Thiago Motta. Ese es nuestro número uno. Aquí el desglose completo.

Motta es conocido por apostar por un 4-3-3 con doble pivote, un esquema que combina equilibrio defensivo con movilidad ofensiva en el centro del campo.
Uno de los mediocentros avanza mientras el otro se queda, creando asimetría. Esta dinámica permite cambios de juego rápidos y superioridad numérica en zonas clave.
La presión de Motta no es descontrolada. Es estructurada, por zonas y con desencadenantes tácticos. El equipo se repliega y presiona en bloque cuando el rival recibe en áreas vulnerables.
"No presionamos para correr, presionamos para forzar errores en zonas peligrosas", supuestamente declaró Motta.
El sistema se basa en la compactación. Las líneas están cerca, lo que obliga al rival a jugar por las bandas antes de robar pases desprotegidos.
La salida comienza desde el fondo. El portero y los dos centrales forman un tríangulo para iniciar la jugada.
El lateral del lado opuesto se sube para estirar el campo. El mediocentro más retrasado baja a recibir y sirve como eje para progresar hacia arriba.

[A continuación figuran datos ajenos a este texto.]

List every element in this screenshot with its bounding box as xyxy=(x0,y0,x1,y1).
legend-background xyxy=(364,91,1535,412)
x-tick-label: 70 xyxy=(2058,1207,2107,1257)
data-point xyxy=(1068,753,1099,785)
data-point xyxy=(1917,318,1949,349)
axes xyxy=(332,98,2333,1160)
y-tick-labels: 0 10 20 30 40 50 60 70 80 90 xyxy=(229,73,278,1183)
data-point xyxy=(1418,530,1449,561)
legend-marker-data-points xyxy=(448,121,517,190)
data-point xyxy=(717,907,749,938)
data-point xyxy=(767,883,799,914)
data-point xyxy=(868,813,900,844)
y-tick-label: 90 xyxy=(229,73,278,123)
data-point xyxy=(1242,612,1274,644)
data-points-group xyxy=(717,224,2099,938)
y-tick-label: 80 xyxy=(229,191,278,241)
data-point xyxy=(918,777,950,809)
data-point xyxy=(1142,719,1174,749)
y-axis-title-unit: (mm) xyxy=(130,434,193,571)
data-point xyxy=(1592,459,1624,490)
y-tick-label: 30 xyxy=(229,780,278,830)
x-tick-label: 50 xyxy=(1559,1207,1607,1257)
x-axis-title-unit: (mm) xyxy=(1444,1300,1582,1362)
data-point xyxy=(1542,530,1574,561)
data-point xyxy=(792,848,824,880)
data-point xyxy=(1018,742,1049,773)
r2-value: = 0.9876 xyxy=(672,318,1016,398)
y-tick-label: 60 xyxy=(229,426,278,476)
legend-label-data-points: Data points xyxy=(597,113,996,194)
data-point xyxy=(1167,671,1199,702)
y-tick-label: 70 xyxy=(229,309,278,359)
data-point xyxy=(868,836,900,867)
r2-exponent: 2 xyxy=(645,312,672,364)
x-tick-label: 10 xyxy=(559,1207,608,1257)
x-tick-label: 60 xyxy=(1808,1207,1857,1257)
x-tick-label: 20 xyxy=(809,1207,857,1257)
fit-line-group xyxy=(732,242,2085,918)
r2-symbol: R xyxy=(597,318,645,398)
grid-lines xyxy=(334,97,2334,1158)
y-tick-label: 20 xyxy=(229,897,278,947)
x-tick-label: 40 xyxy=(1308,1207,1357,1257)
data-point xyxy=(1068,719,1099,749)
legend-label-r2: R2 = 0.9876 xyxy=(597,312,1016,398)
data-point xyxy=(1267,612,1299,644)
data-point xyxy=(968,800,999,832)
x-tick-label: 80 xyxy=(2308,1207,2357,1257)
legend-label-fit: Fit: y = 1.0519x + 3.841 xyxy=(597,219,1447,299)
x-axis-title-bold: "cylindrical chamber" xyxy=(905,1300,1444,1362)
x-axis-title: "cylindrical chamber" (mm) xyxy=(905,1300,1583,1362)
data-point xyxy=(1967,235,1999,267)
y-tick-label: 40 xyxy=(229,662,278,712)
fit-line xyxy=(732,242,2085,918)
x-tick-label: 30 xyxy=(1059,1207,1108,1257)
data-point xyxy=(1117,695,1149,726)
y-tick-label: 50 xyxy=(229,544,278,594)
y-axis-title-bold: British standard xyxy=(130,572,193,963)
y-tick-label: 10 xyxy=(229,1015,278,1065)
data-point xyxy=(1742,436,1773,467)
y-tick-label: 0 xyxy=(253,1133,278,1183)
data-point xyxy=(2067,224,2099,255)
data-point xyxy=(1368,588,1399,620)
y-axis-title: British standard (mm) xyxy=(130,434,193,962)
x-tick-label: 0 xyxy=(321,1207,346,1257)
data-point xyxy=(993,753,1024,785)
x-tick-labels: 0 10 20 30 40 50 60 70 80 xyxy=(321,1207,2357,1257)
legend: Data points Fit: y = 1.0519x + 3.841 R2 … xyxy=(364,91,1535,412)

Los movimientos de engaño y entradas tardías son habituales. Rara vez el jugador más obvio remata.
Los goles se marcan por llegadas tardías: un centrocampista box-to-box o un lateral que llega desde atrás.
El mediapunta organizador es la pieza fundamental. Debe controlar el ritmo, romper líneas y proteger al equipo cuando pierde el balón.
Los extremos deben ser versátiles: quedarse en banda, recortar o asociarse. A veces se usa un falso nueve para desequilibrar.